Трио выдающихся артистов исполнило Бетховена и Чайковского
Фото: пресс-служба XVI Открытого фестиваля искусств «Черешневый лес»
В рамках фестиваля «Черешневый лес» в Москве выступило выдающееся артистическое трио — скрипачка Анне-Софи Мутер, пианист Ефим Бронфман и виолончелист Линн Харрелл.
О каждом участнике этого творческого союза можно писать монографию.
Мутер — первая леди мировой скрипичной музыки — в этом году отмечает 40-летний юбилей творческой деятельности. На концертную эстраду она вышла тринадцатилетним подростком с благословения Герберта фон Караяна.
Бронфман — непревзойденный интерпретатор фортепианной и ансамблевой музыки Шостаковича, Бартока и других именитых авторов XX века.
Харрелл в прошлом году судивший конкурс Чайковского, свой первый сольный концерт сыграл в 1971 году и с тех пор входит в негласный элитный клуб лучших виолончелистов мира.
Когда музыканты такого класса собираются для совместного музицирования, публика радуется, импресарио подсчитывают прибыль, а вот музыка часто терпит убытки — солисты, привыкшие безраздельно царить на сцене, не всегда находят общий язык с ансамблем.
Но это, к счастью, не про недавних московских гостей — они-то как раз откликались на малейшие импульсы друг друга и звучали как единый многоголосный инструмент.
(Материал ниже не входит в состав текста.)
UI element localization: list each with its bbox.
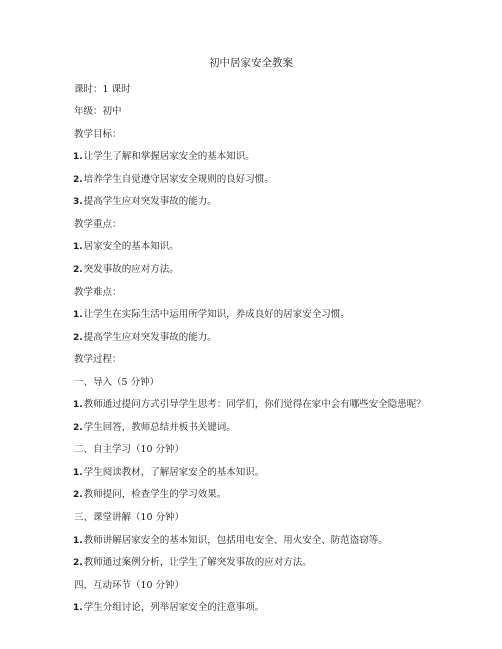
line-text: 教学难点：: [74, 286, 122, 298]
text-line: [73, 308, 350, 322]
line-number: 2.: [73, 558, 83, 568]
line-text: 三、课堂讲解（10 分钟）: [74, 511, 185, 523]
line-number: 1.: [73, 467, 83, 478]
line-text: 教学过程：: [74, 354, 122, 366]
line-text: 四、互动环节（10 分钟）: [74, 579, 185, 591]
text-line: [73, 376, 159, 390]
text-line: [73, 218, 122, 232]
line-text: 教师讲解居家安全的基本知识，包括用电安全、用火安全、防范盗窃等。: [83, 534, 388, 546]
line-text: 居家安全的基本知识。: [83, 241, 179, 253]
line-number: 1.: [73, 310, 83, 320]
document-title: 初中居家安全教案: [209, 57, 293, 69]
text-line: [73, 105, 122, 119]
line-text: 突发事故的应对方法。: [83, 263, 179, 275]
text-line: [73, 443, 184, 457]
line-number: 3.: [73, 197, 83, 208]
line-number: 2.: [73, 174, 83, 185]
line-number: 2.: [73, 490, 83, 501]
line-number: 1.: [73, 152, 83, 163]
line-text: 学生分组讨论，列举居家安全的注意事项。: [83, 602, 265, 614]
text-line: [73, 83, 131, 97]
line-number: 2.: [73, 332, 83, 343]
text-line: [73, 534, 388, 548]
text-line: [73, 263, 179, 277]
text-line: [73, 173, 274, 187]
line-text: 教师通过案例分析，让学生了解突发事故的应对方法。: [83, 557, 312, 568]
line-text: 教师提问，检查学生的学习效果。: [83, 489, 227, 501]
line-number: 1.: [73, 603, 83, 614]
text-line: [73, 556, 312, 570]
line-text: 学生回答，教师总结并板书关键词。: [83, 421, 236, 433]
text-line: [73, 128, 122, 142]
line-text: 提高学生应对突发事故的能力。: [83, 331, 217, 343]
text-line: [73, 466, 264, 480]
line-text: 培养学生自觉遵守居家安全规则的良好习惯。: [83, 173, 274, 185]
text-line: [73, 353, 122, 367]
text-line: [73, 488, 226, 502]
line-number: 1.: [73, 242, 83, 253]
line-text: 一、导入（5 分钟）: [74, 376, 160, 388]
text-line: [73, 195, 217, 209]
line-text: 课时：1 课时: [74, 83, 131, 95]
line-text: 年级：初中: [74, 106, 122, 117]
line-text: 让学生了解和掌握居家安全的基本知识。: [83, 151, 255, 163]
text-line: [73, 331, 217, 345]
line-text: 提高学生应对突发事故的能力。: [83, 196, 217, 208]
line-number: 2.: [73, 264, 83, 275]
line-number: 2.: [73, 422, 83, 433]
text-line: [73, 398, 426, 412]
text-line: [73, 286, 122, 300]
line-text: 学生阅读教材，了解居家安全的基本知识。: [83, 466, 265, 478]
text-line: [73, 240, 179, 254]
text-line: [73, 150, 255, 164]
line-text: 让学生在实际生活中运用所学知识，养成良好的居家安全习惯。: [83, 309, 350, 320]
line-text: 教学重点：: [74, 218, 122, 230]
text-line: [73, 579, 184, 593]
text-line: [73, 511, 184, 525]
line-text: 教师通过提问方式引导学生思考：同学们，你们觉得在家中会有哪些安全隐患呢？: [83, 399, 426, 411]
line-number: 1.: [73, 535, 83, 546]
text-line: [73, 421, 236, 435]
line-number: 1.: [73, 400, 83, 411]
text-line: [73, 601, 264, 615]
line-text: 二、自主学习（10 分钟）: [74, 444, 185, 456]
line-text: 教学目标：: [74, 128, 122, 140]
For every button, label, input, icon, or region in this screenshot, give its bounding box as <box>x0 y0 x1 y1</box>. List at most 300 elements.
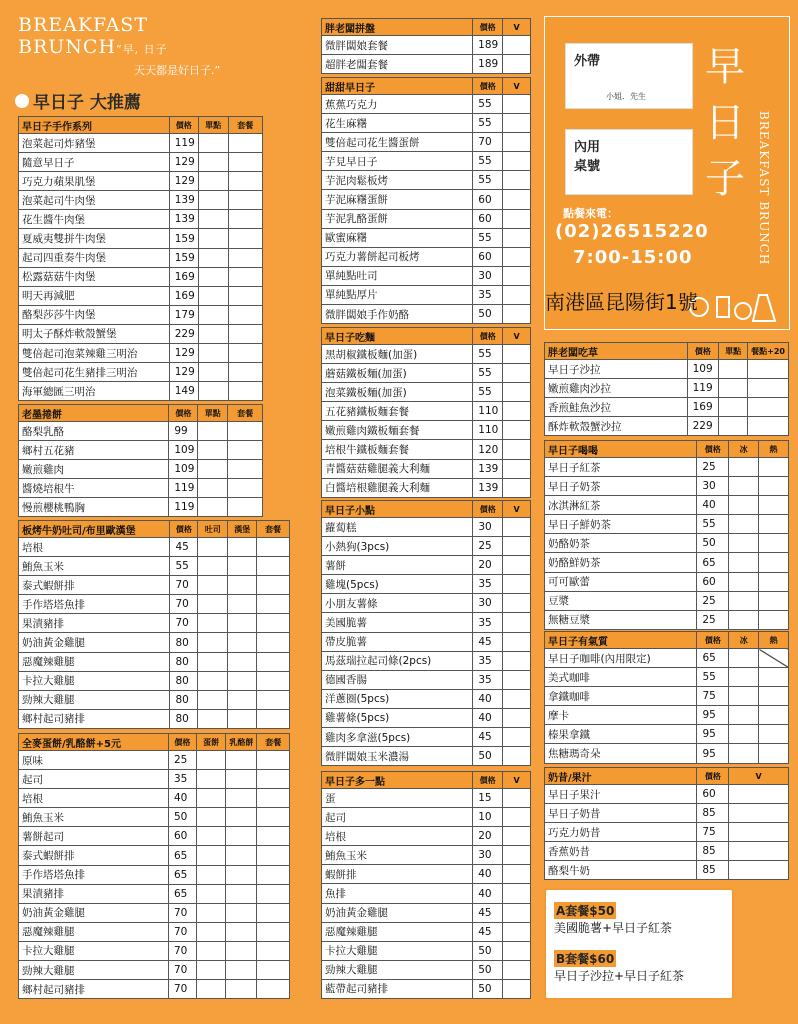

Исполнялись известные сочинения, но, казалось, что музыка рождается здесь и сейчас. Таков уникальный результат взаимопонимания.
В первом отделении прозвучал шедевр венской классики — бетховенское Трио № 7 для фортепиано, скрипки и виолончели B-dur Op.97. Композитор посвятил его своему патрону, эрцгерцогу Рудольфу Австрийскому, любившего масштаб не только в государственных делах, но и в камерной музыке.
С главной задачей — собрать воедино части безразмерного цикла — трио с честью справилось: играючи прошло через темповые искушения Allegro moderato, порезвилось в жанровом раздолье Scherzo: Allegro, насладилось кантиленой в Andante cantabile и завершило музыкальный вояж не по-бетховенски изящным Allegro moderato. Presto.
Второй раздел вечера был отдан не менее грандиозному трио «Памяти великого артиста», ля минор, соч. 50. Чайковский написал его в память друга и соратника Николая Рубинштейна и в качестве эксперимента выбрал состав, который, по его собственным словам, «претил уху». Чем не нравилось Петру Ильичу сочетание скрипки, виолончели и фортепиано, можно только догадываться, но если бы композитор услышал Мутер- Бронфмана-Харрелла, то, скорее всего, поменял бы мнение на противоположное.
Свое душевное состояние в момент работы над Трио Чайковский описал в послании Надежде фон Мекк: «В голове темно, — да иначе и быть не может ввиду таких неразрешимых для слабого ума вопросов, как смерть, цель и смысл жизни, бесконечность или конечность ее, — но зато в душу мою все больше и больше проникает свет веры…»
В этом, собственно, состоит концепция произведения, и музыканты так или иначе решают для себя вопрос акцента — сделать ли его на непоправимой трагедии смерти или перенести на блаженство вечной жизни. Трио выбрало первый вариант, последовательно проведя величественную драматургию («Это симфония, налаженная для трио», — пояснял Чайковский) от покоя начальной колыбельной к трагической ламентации финала и виолончельному «схождению в бездну» в коде.
Написав Трио памяти Рубинштейна, Чайковский положил начало традиции русских музыкальных надгробий. Неистовое скерцо из Второго трио Дмитрия Шостаковича (памяти Ивана Соллертинского) музыканты сыграли на бис.
Потрясенное молчание публики, а вслед за тем стоячая овация и крики «Браво!» стали им наградой. Единственное, о чем можно пожалеть, вспоминая это ярчайшее майское впечатление, — выбор зала. Оснащенность КЗЧ им. Чайковского современными акустическими панелями не отменяет его изначально неконцертного происхождения. Оркестр там звучит, а нюансы камерной музыки пропадают. Большой зал консерватории был бы для музыкантов идеальным местом.